Antes mesmo da deflagração da Operação Sem Desconto, que revelou um esquema bilionário de fraudes envolvendo aposentados e pensionistas do INSS, a Controladoria-Geral da União (CGU) já havia identificado falhas graves no sistema de descontos em folha e recomendado a suspensão desses repasses. A conclusão veio após uma auditoria realizada entre abril e julho de 2024, cujo relatório foi tornado público nesta terça-feira (6). O documento evidencia que o Instituto Nacional do Seguro Social intermediava cobranças associativas em favor de entidades civis sem mecanismos eficazes de controle, o que facilitava a prática de irregularidades em larga escala.
No total, a CGU apresentou 12 recomendações ao INSS. Entre elas, a principal era a elaboração de uma proposta formal para encerrar os descontos de mensalidades associativas nos benefícios previdenciários, submetendo o plano ao Ministério da Previdência Social. A auditoria constatou que os acordos de cooperação técnica firmados com 29 entidades permitiam o débito automático das mensalidades nos contracheques de quase 6 milhões de aposentados e pensionistas, gerando uma receita mensal de R$ 229 milhões para essas organizações. A CGU destacou que não havia garantias mínimas sobre a legitimidade das filiações ou a entrega dos serviços prometidos.
Os auditores inspecionaram entidades em diferentes estados e constataram sérias inconsistências. De uma amostra de 952 beneficiários, apenas 275 tinham documentação completa que comprovasse vínculo associativo e autorização para o desconto. Outros 304 apresentavam algum tipo de irregularidade e, no caso de 373 pessoas, simplesmente não havia qualquer autorização registrada. Além disso, quatro entidades se recusaram a entregar documentos à CGU, alegando que a relação firmada por meio dos acordos era exclusivamente com o INSS, e que a controladoria não teria autoridade para exigir prestação de contas.
O alerta da CGU parecia antecipar os desdobramentos que viriam à tona no fim de abril, quando a Polícia Federal, em parceria com o próprio órgão de controle, executou a Operação Sem Desconto. A ofensiva policial revelou a existência de um esquema nacional de descontos não autorizados em folha, o que levou à exoneração do então presidente do INSS, Alessandro Stefanutto, e ao afastamento de quatro dirigentes da autarquia e de um agente da PF. O governo nomeou o procurador federal Gilberto Waller Júnior para comandar o instituto e, na esteira do escândalo, o ministro da Previdência, Carlos Lupi, também deixou o cargo.

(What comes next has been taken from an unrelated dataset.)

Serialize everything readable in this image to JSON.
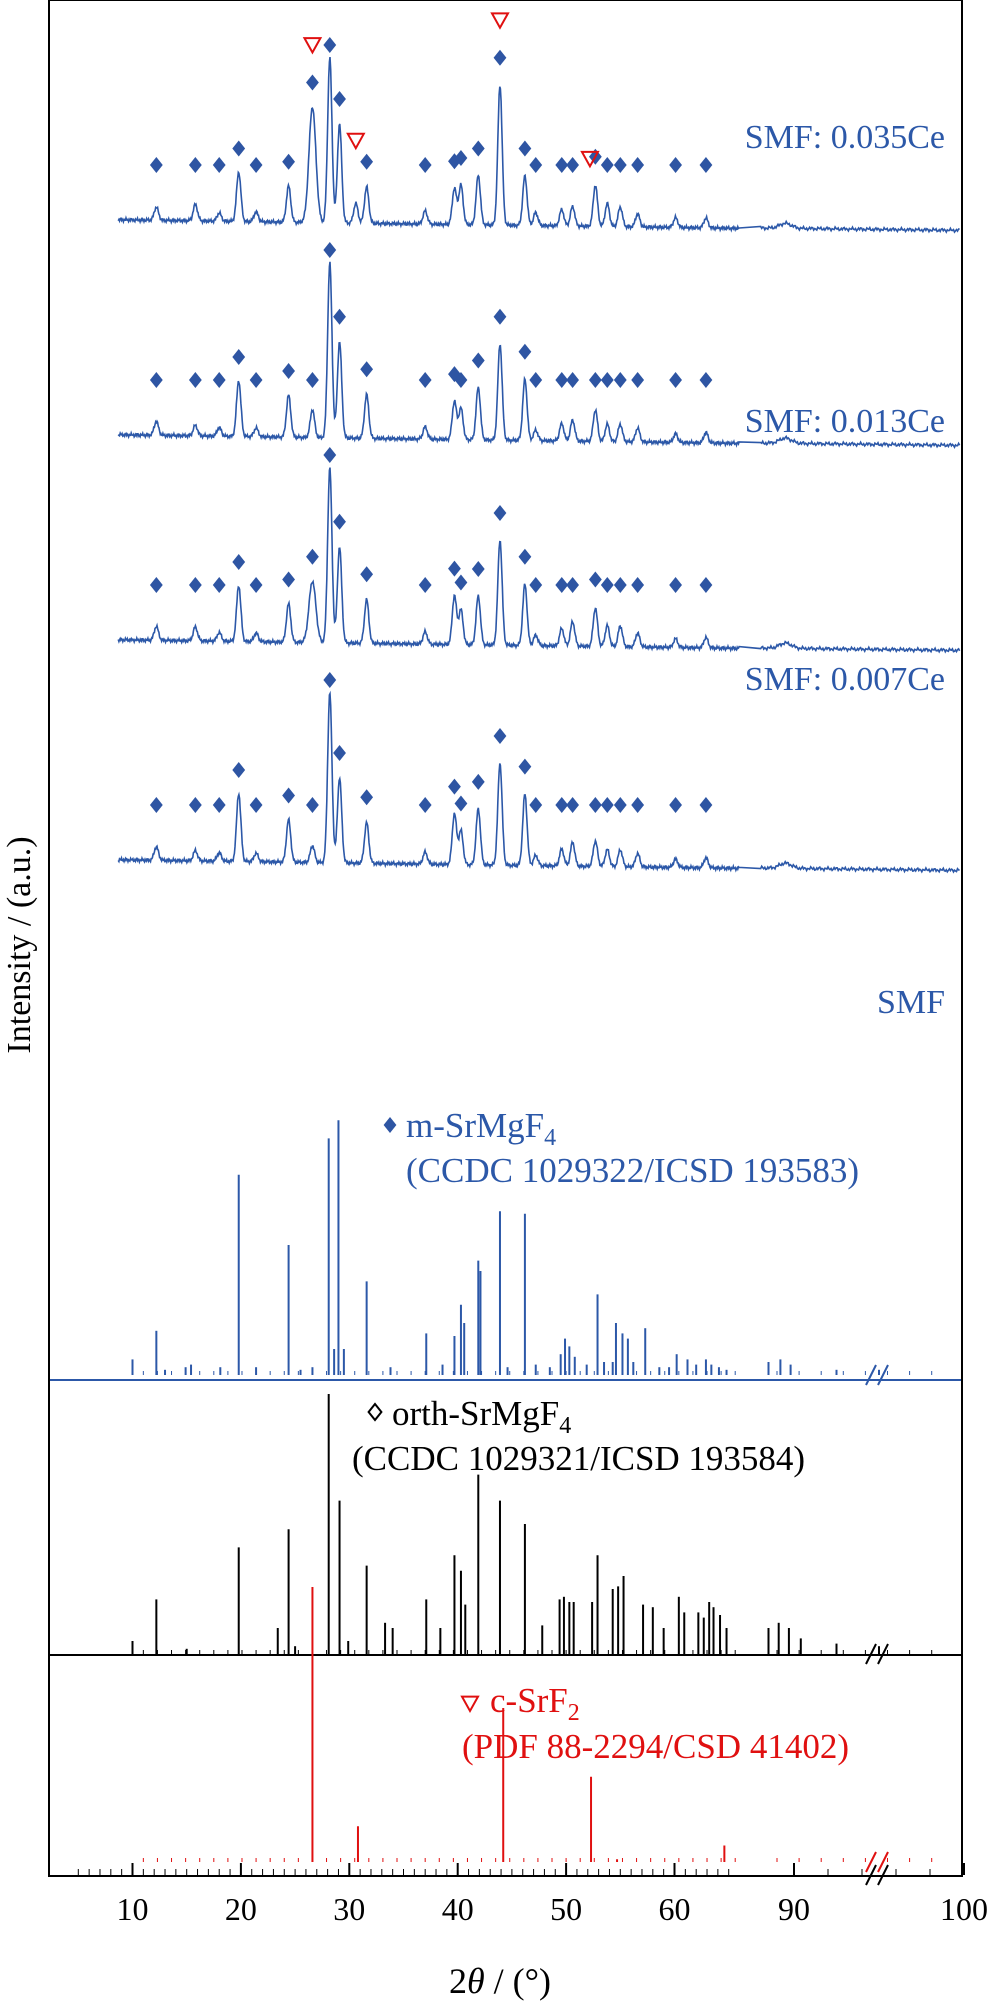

Como medida emergencial, o INSS suspendeu todos os acordos com entidades e os descontos foram cancelados para milhões de beneficiários. A Advocacia-Geral da União (AGU) formou um grupo especial para buscar o ressarcimento dos valores desviados e já obteve decisão judicial que bloqueia mais de R$ 1 bilhão em bens de investigados. Paralelamente, o governo elabora um plano de ressarcimento excepcional para as vítimas dos descontos ilegais.
Os números revelam a dimensão do problema. Desde 2016, o volume dos descontos associativos cresceu de forma acelerada. Naquele ano, somavam R$ 413 milhões. Em 2023, esse número saltou para R$ 1,2 bilhão e, no ano seguinte, bateu R$ 2,8 bilhões. Ao mesmo tempo, o número de reclamações também explodiu: entre janeiro de 2023 e maio de 2024, o INSS recebeu mais de 1,16 milhão de pedidos de cancelamento de cobranças, a maioria sob a alegação de que os descontos não foram autorizados pelos beneficiários.
Mesmo diante dos alertas anteriores e das cifras alarmantes, INSS e Ministério da Previdência ainda não se manifestaram oficialmente sobre o relatório divulgado pela CGU. A apuração segue em curso, e os desdobramentos do caso prometem impacto duradouro na estrutura de fiscalização da Previdência Social brasileira.